A small teaching operating system kernel written in C that runs inside a RISC-V emulator, covering memory management, task scheduling, file system, system calls, and an interactive shell, built to help people learn OS internals hands-on.
RVOS is a small operating system kernel written in C, designed to run inside QEMU, a program that pretends to be a RISC-V computer so you can test low-level code without physical hardware. The project started as a teaching kernel and grew into a compact lab project covering most of the core pieces an operating system needs: memory management, task scheduling, system calls, a file system, and a basic interactive shell.
The kernel supports multiple "harts" (hardware threads, the RISC-V word for CPU cores), meaning it can run tasks in parallel across more than one simulated core. It uses a virtual memory model called Sv32, which gives each running task its own separate address space so tasks cannot accidentally read or write each other's memory. A weighted priority round-robin scheduler decides which task runs next, taking into account each task's priority level and a budget counter.
The file system lives entirely in memory and supports common operations: creating, reading, writing, listing, and deleting files. Fourteen system calls are available to user-space tasks, covering console output, file operations, process information, and memory statistics. The interactive shell exposes these through simple commands like ps (show running tasks), free (show memory usage), ls (list files), cat, touch, and write.

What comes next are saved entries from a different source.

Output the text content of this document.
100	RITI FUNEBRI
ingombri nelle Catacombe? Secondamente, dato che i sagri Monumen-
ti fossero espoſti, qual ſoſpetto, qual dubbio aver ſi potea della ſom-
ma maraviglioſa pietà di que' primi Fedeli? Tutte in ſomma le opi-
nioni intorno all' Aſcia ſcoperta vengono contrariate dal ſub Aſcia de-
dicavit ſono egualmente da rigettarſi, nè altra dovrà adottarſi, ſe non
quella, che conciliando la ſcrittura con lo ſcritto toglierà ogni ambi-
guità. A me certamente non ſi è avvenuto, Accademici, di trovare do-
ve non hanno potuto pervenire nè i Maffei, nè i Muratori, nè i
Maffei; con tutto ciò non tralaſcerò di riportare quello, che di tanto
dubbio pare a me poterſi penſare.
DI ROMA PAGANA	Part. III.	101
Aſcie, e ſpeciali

To use the project, you need a RISC-V cross-compiler toolchain and the QEMU emulator for RISC-V 32-bit targets. From the source directory, two make commands build and launch the kernel. A debug target starts QEMU paused so you can attach GDB for step-by-step inspection.
The source layout is clear: each major subsystem (scheduler, memory, traps, UART, file system, shell) lives in its own C file. The README includes a full list of source files with a one-line description of each. This is primarily a learning project for people studying operating system internals and the RISC-V architecture.
Where it fits
- Study how an OS kernel manages memory and schedules tasks by reading and modifying the C source for each subsystem.
- Run and debug a RISC-V OS in QEMU to understand how system calls bridge user programs and the kernel.
- Build new shell commands or file system features on top of the existing kernel as a hands-on systems programming exercise.